Puerto Rico is presently in a new form of bankruptcy that Congress authorized last year. Court proceedings will probably drag on for years, but the final outcome isn’t in doubt. Creditors will get some scraps – at best perhaps $0.30 on the dollar, my sources say – and then move on. We’re going to find out how strong those credit insurance guarantees really are.

“That’s just Puerto Rico,” you may say if you’re a US citizen in one of the 50 states. Be very careful. Your state is probably not so much better off. In 10 years, your state may well be in the same place where Puerto Rico is now. I’d say the odds are better than even.

Are your elected leaders doing anything about this huge issue, or even talking about it? Probably not.

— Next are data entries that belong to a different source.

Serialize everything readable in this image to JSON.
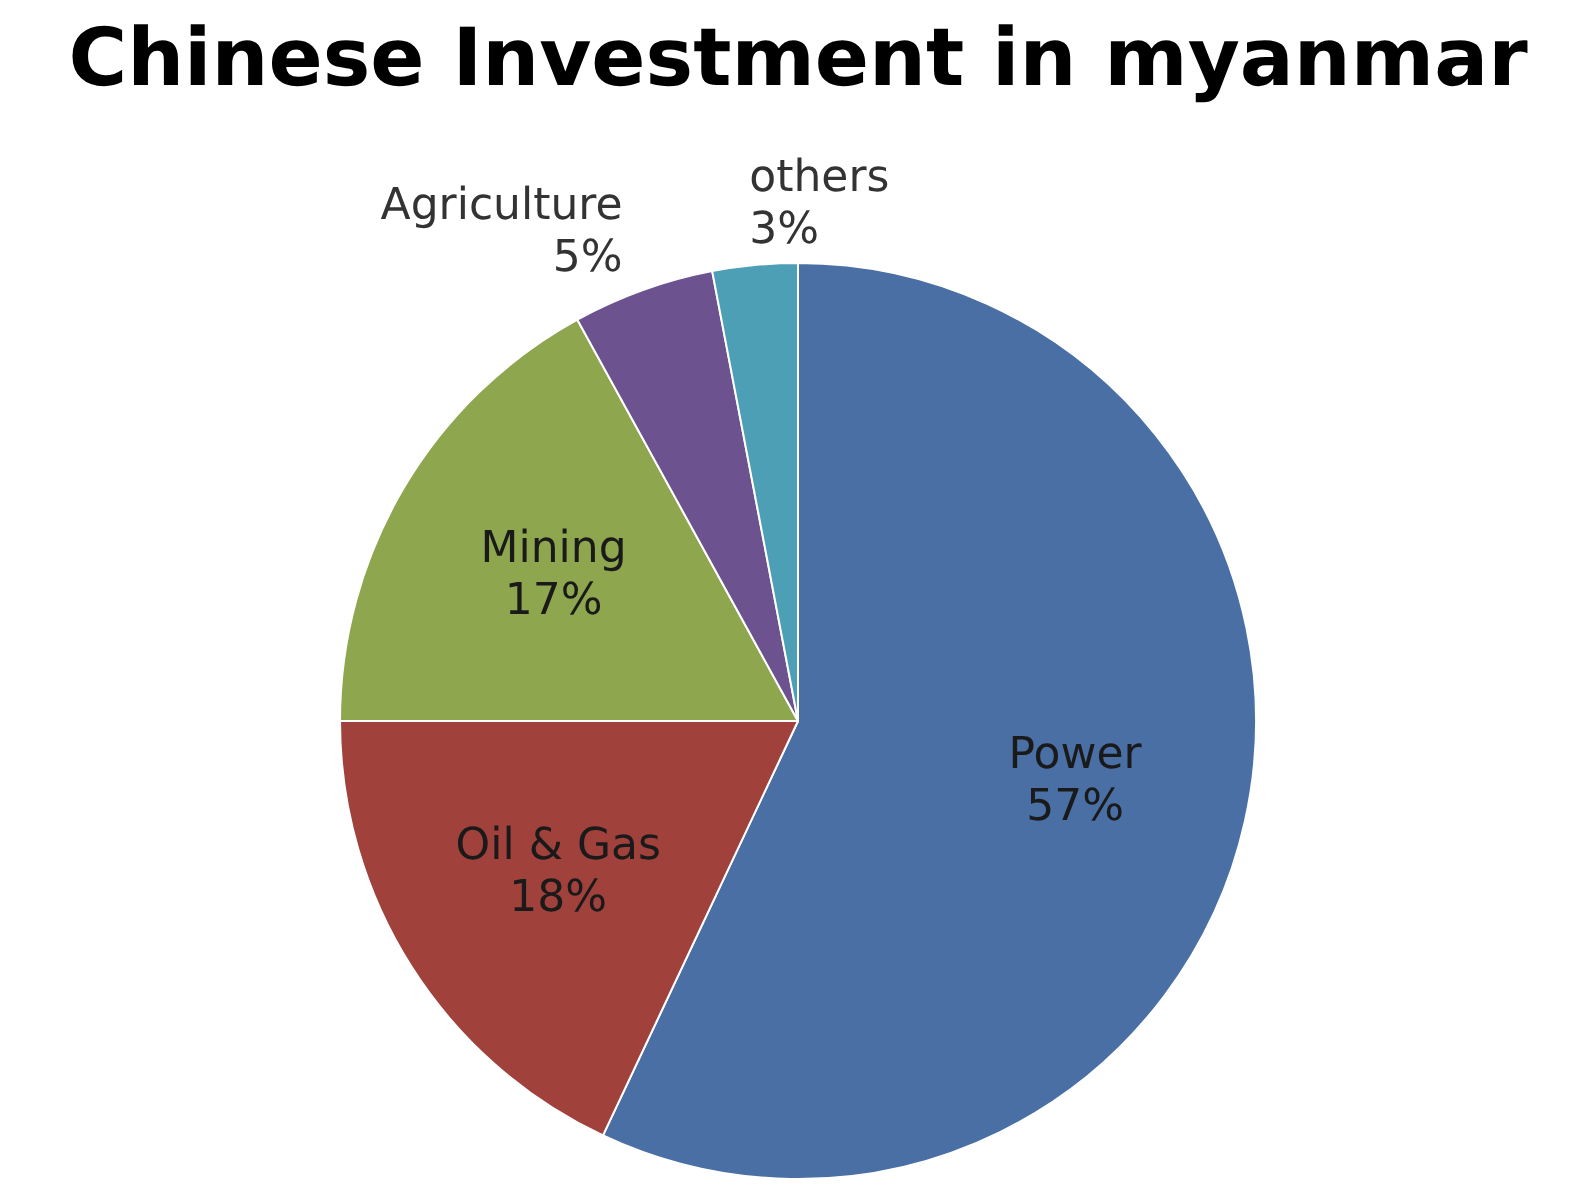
{
  "chart_data": {
    "type": "pie",
    "title": "Chinese Investment in myanmar",
    "categories": [
      "Power",
      "Oil & Gas",
      "Mining",
      "Agriculture",
      "others"
    ],
    "values": [
      57,
      18,
      17,
      5,
      3
    ],
    "colors": [
      "#4a6fa5",
      "#a0413c",
      "#8ea64e",
      "#6c5390",
      "#4c9fb5"
    ],
    "value_labels": [
      "57%",
      "18%",
      "17%",
      "5%",
      "3%"
    ],
    "legend": false
  }
}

As it stands now, states can’t declare bankruptcy in federal courts. Letting them do so would raises thorny constitutional issues. So maybe we’ll have to call it something else, but it’s going to end the same way. Your state’s public-sector retirees will not get what they were promised, and they won’t take the outcome kindly.

Blood from Turnips

Public sector bankruptcy, up to and including state-level bankruptcy, is fundamentally different from corporate bankruptcy in ways that many people haven’t considered. The pension crisis will likely expose those differences as deadly to creditors and retirees.

Say a corporation goes bankrupt. A court will take all its assets and decide how to divvy them up. The assets are easy to identify: buildings, land, intellectual property, cash, etc. The parties may argue over their value, but everyone knows what the assets are. They won’t walk away.